1, 1a: Information communication system 1s, 1as: Information communication system model circuit 2: Reader / writer (one embodiment of external device)
2s: Reader / Writer Model 3, 3a: IC Card (One Embodiment of Semiconductor Device According to the Present Invention)
3s, 3as: IC card model 4: oscillator 4s: oscillator model 5: matching circuit 5s: matching circuit model 6: antenna coil for power transmission 6s: antenna coil model for power transmission 11: antenna coil for power reception 11s: antenna coil model for power reception 12 : Rectifier circuit 13: Capacitive element 13s: Capacitive element model 14: Constant voltage circuit 15: Internal logic circuit 21: Impedance controller 22s: Load model 31: AC voltage source 32: Resistor 33: Capacitor 34: Capacitor 35: Resistor 36: Inductor 37: Inductor 38: Inductor 39: Resistor C1, C2: Capacitor L2: Inductor EMC: Electromagnetic coupling EMCs: Electromagnetic coupling model Z1: Impedance element (element having capacitance component)
Z1s: Impedance element (element having a capacitance component) model Z2: Impedance element (element having an inductance component)

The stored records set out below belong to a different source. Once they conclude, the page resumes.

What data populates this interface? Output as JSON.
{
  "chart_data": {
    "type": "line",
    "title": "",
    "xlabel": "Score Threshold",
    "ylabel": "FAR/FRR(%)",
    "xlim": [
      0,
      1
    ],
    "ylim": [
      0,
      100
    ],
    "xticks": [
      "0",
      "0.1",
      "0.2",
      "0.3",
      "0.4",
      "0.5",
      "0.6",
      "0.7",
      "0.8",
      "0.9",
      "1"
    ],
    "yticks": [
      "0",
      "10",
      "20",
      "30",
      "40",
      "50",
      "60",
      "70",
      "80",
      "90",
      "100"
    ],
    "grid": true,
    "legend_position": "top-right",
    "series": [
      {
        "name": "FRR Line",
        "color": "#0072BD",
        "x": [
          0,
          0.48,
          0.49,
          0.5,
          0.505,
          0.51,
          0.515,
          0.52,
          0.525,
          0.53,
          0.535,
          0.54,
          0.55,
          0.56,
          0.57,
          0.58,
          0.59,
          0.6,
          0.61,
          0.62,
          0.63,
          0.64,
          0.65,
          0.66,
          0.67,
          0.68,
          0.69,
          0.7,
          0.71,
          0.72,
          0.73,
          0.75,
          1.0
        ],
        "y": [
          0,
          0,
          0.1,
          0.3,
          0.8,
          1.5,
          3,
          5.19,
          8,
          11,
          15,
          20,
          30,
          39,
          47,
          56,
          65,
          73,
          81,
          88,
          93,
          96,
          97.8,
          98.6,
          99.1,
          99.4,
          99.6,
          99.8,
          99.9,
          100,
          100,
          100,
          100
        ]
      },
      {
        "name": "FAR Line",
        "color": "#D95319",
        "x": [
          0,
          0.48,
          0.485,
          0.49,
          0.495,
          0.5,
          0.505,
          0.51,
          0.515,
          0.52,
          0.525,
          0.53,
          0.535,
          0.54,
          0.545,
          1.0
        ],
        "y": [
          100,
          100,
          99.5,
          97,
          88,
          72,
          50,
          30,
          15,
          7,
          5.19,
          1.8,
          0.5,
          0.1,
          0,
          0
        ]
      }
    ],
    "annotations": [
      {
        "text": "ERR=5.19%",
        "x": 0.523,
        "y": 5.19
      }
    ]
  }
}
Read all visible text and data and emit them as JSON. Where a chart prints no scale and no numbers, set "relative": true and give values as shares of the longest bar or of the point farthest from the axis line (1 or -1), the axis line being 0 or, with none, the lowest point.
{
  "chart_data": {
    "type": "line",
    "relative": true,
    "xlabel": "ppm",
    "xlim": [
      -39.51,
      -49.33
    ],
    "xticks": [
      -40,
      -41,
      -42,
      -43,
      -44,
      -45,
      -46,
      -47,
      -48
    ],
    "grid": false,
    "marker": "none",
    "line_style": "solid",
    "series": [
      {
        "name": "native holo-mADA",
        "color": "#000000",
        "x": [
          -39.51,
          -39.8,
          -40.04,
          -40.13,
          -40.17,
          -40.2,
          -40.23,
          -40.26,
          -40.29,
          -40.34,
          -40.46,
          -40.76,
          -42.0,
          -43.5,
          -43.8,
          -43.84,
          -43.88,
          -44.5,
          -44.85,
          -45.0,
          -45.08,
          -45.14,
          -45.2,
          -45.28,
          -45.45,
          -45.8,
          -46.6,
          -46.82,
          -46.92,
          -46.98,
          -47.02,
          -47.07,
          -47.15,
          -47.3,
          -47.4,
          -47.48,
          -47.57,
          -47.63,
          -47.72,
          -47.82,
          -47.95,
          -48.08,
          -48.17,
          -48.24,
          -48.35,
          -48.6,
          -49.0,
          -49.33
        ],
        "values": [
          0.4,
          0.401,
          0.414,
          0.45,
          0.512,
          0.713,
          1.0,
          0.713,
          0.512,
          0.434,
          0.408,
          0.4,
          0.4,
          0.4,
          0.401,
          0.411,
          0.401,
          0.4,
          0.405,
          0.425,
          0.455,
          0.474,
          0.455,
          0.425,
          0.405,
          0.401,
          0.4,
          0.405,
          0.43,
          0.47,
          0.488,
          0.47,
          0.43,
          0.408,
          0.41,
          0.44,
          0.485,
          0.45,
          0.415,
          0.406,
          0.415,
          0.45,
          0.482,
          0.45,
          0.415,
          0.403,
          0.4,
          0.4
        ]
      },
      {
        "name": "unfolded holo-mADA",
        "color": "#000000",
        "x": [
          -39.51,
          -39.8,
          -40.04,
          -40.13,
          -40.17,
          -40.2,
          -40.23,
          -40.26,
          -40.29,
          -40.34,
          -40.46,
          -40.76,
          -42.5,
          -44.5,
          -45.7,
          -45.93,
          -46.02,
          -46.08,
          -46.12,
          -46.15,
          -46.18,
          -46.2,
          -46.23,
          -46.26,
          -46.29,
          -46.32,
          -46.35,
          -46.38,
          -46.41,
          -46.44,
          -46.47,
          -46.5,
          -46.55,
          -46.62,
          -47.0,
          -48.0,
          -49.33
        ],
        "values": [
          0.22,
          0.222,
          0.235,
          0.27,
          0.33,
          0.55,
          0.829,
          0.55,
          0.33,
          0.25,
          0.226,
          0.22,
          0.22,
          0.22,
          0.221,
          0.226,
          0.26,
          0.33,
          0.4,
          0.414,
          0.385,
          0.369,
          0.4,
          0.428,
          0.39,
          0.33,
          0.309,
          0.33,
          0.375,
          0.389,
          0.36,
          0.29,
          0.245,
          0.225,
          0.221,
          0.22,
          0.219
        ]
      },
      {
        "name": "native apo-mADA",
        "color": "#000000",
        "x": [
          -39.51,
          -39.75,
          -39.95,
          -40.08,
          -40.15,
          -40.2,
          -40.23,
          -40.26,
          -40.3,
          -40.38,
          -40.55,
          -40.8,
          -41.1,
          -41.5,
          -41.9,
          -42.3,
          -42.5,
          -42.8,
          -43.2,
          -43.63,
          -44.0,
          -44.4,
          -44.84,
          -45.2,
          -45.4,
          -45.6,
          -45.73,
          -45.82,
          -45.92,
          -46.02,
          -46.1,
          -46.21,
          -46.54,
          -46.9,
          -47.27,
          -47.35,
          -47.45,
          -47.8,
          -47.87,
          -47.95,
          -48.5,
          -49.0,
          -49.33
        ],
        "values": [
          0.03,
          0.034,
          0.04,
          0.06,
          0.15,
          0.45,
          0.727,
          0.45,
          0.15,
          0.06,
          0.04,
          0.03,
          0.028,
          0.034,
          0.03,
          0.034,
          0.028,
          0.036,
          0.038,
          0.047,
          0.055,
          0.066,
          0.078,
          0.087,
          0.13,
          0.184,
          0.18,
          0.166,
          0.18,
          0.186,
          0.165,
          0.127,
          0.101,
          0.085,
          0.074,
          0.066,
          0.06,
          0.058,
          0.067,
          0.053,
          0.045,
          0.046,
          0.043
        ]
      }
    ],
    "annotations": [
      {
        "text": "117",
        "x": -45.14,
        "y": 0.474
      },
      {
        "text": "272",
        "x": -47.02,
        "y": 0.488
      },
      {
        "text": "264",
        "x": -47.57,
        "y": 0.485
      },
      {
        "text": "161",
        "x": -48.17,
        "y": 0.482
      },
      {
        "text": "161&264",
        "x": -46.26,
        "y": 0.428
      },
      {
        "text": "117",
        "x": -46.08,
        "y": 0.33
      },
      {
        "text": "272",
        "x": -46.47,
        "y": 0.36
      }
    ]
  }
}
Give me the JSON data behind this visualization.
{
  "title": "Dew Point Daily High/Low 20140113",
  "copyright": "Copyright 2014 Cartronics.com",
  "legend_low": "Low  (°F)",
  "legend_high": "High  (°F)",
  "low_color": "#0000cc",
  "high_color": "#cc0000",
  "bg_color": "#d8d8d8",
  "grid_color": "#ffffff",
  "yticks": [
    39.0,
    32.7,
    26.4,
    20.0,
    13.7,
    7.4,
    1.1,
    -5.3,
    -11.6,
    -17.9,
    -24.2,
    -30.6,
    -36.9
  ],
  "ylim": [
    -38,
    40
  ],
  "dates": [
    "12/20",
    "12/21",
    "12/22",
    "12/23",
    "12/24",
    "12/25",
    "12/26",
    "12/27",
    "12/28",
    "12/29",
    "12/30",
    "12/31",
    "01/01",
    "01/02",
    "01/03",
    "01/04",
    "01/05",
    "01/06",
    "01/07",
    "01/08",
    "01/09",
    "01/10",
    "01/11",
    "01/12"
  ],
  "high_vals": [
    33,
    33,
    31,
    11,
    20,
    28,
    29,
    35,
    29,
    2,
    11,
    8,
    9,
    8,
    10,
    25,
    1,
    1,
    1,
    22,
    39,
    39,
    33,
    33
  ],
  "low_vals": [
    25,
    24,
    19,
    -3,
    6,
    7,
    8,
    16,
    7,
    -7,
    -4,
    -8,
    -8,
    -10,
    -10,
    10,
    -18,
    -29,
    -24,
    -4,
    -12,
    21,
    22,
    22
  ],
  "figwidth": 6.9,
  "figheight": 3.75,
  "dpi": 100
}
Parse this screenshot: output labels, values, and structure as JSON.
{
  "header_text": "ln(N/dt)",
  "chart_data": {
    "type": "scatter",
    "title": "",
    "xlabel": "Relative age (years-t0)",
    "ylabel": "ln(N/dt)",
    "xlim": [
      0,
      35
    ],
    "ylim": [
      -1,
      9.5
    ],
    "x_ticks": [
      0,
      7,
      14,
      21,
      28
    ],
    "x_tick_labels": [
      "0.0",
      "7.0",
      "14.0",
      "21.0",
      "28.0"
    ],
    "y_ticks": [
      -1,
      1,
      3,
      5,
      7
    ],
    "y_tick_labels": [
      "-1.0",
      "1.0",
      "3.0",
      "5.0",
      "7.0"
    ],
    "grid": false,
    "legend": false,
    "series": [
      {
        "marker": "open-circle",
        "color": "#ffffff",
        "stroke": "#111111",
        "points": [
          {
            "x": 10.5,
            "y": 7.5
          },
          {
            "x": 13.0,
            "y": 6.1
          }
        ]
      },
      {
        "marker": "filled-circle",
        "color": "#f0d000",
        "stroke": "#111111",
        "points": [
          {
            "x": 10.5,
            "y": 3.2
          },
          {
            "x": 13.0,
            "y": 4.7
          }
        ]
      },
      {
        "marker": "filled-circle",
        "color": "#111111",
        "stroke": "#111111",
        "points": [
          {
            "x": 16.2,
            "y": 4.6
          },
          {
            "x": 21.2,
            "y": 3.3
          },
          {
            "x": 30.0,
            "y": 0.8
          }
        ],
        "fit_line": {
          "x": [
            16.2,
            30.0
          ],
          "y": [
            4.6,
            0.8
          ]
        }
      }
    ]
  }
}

Z2s: Impedance element (element having inductance component) model

Claims (7)

A semiconductor device that is supplied with electric power by forming electromagnetic coupling with an external device, and that can exchange information with the external device,
A power transmission antenna coil included in the external device and a power reception antenna coil for forming the electromagnetic coupling, and a resonance circuit configured by an impedance control unit including at least a capacitive element;
The semiconductor device, wherein the impedance control unit includes a temperature-dependent impedance element whose impedance value changes according to a change in ambient temperature. A constant voltage circuit for obtaining a predetermined voltage from the power supplied from the external device;
The temperature-dependent impedance element is installed in the vicinity of the constant voltage circuit, and has a characteristic of changing an impedance value due to an increase in ambient temperature due to heat radiation from the constant voltage circuit. The semiconductor device according to claim 1. The resonant circuit is
The impedance value of the temperature-dependent impedance element changes due to an increase in ambient temperature accompanying heat dissipation from the constant voltage circuit, so that the value of the resonance frequency in the resonance circuit is the frequency of the carrier wave transmitted by the external device The semiconductor device according to claim 2, wherein the semiconductor device is changed in a direction away from the value of.   4. The temperature-dependent impedance element includes a temperature-dependent capacitive element having a characteristic in which a capacitance value changes in accordance with a change in ambient temperature. 5. Semiconductor device.   5. The temperature-dependent capacitive element includes an F-characteristic capacitor having a characteristic that a capacitance value decreases with an increase in ambient temperature within a range higher than a predetermined temperature. Semiconductor device.   The temperature-dependent impedance element includes a temperature-dependent inductive element having a characteristic in which an inductance value changes in accordance with a change in ambient temperature. Semiconductor device.   The semiconductor device according to claim 1, wherein the semiconductor device is an IC card or an IC tag.